Le défi américain de Luc Besson
"Léon", son nouveau film qui sort aujourd'hui en France, a été tourné en partie à
New York et ressemble aux meilleurs polars américains. Action, suspense, tendresse... Une vraie réussite, avec
Jean Reno, bouleversant dans le rôle-titre, et une révélation, Natalie Portman. Le cinéaste Luc
Besson, à qui l'on doit "le Grand Bleu" et "Nikita", revendique haut et fort l'identité
française de son cinéma, malgré certaines difficultés qu'il rencontre à Paris. Entretien.
- Une fois de plus, le secret concernant votre nouveau film, "Léon", a été bien
gardé. C'est une manie chez vous!
Luc Besson. - Préserver le secret jusqu'au bout, c'est ma manière de servir tout le film
en même temps au spectateur. Quand la surprise du scénario est un élément important, elle ne
doit pas être révélée. Imaginez que tout le monde connaisse le nom de l'assassin avant d'entrer
dans la salle...
- Alors, ne racontons que le début! D'où vient ce long plan-séquence où l'on passe
tout d'un coup de la forêt aux gratte-ciel de New York?
- C'est Central Park, tout simplement. J'ai eu cette idée le jour où, m'allongeant sur la pelouse, je me suis rendu
compte que d'en bas on ne voyait pas du tout les gratte-ciel. J'avais vraiment l'impression d'être à la campagne
alors que j'étais en plein New York. En me redressant, j'apercevais les buildings derrière les arbres.
C'était troublant. J'ai eu envie de transmettre cette sensation dès le début du film : où est-on?
- Et d'où vient l'histoire... De New York?
- Non. Du personnage de Léon, qui est une sorte de suite au personnage de Victor dans "Nikita".

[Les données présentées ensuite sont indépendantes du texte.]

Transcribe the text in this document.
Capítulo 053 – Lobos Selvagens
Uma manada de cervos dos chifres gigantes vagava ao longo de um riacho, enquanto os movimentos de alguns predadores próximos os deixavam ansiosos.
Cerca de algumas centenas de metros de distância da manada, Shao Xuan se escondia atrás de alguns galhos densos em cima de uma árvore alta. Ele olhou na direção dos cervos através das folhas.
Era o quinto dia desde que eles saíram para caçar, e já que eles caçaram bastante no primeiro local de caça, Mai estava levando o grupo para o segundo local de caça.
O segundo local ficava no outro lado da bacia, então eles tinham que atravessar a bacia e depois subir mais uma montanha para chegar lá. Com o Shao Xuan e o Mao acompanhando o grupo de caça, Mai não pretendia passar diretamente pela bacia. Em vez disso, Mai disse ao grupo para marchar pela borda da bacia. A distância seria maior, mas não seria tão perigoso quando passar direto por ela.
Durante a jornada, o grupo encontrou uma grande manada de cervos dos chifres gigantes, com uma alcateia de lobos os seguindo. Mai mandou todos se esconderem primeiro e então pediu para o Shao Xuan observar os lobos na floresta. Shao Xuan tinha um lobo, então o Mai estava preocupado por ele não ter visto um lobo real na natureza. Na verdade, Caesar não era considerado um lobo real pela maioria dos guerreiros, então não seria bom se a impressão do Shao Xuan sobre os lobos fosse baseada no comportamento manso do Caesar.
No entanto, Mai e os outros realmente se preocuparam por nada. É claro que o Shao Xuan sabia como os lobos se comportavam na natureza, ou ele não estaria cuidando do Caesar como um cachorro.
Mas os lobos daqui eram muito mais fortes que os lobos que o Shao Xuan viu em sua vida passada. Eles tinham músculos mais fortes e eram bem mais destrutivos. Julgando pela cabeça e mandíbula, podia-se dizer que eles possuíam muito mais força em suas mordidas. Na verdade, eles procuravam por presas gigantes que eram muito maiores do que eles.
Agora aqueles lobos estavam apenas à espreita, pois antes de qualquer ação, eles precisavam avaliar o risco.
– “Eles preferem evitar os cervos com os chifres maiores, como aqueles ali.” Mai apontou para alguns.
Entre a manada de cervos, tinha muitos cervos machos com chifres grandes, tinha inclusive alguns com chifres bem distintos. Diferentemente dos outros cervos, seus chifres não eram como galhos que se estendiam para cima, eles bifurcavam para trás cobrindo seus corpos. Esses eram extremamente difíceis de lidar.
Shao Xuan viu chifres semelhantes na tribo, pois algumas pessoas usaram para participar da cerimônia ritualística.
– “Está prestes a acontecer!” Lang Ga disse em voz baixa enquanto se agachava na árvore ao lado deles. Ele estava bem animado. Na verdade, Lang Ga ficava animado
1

Vous savez, Victor, le nettoyeur... C'est cela qui m'a guidé. L'envie, avec Jean Reno, de parler un peu plus de ce type,
d'en savoir un peu plus sur ce type qu'il incarnait dans "Nikita", qui nous avait bien fait rire et qui, en même
temps, nous intriguait. "Léon", c'est l'envie de Léon, masse indestructible, indétectable,
noire, à l'arrêt. Il est mort, quelque part, Léon, il n'avance pas. Il est tellement petit qu'il est très
puissant. Il est dans une ville où il peut tout se permettre alors qu'il n'est rien...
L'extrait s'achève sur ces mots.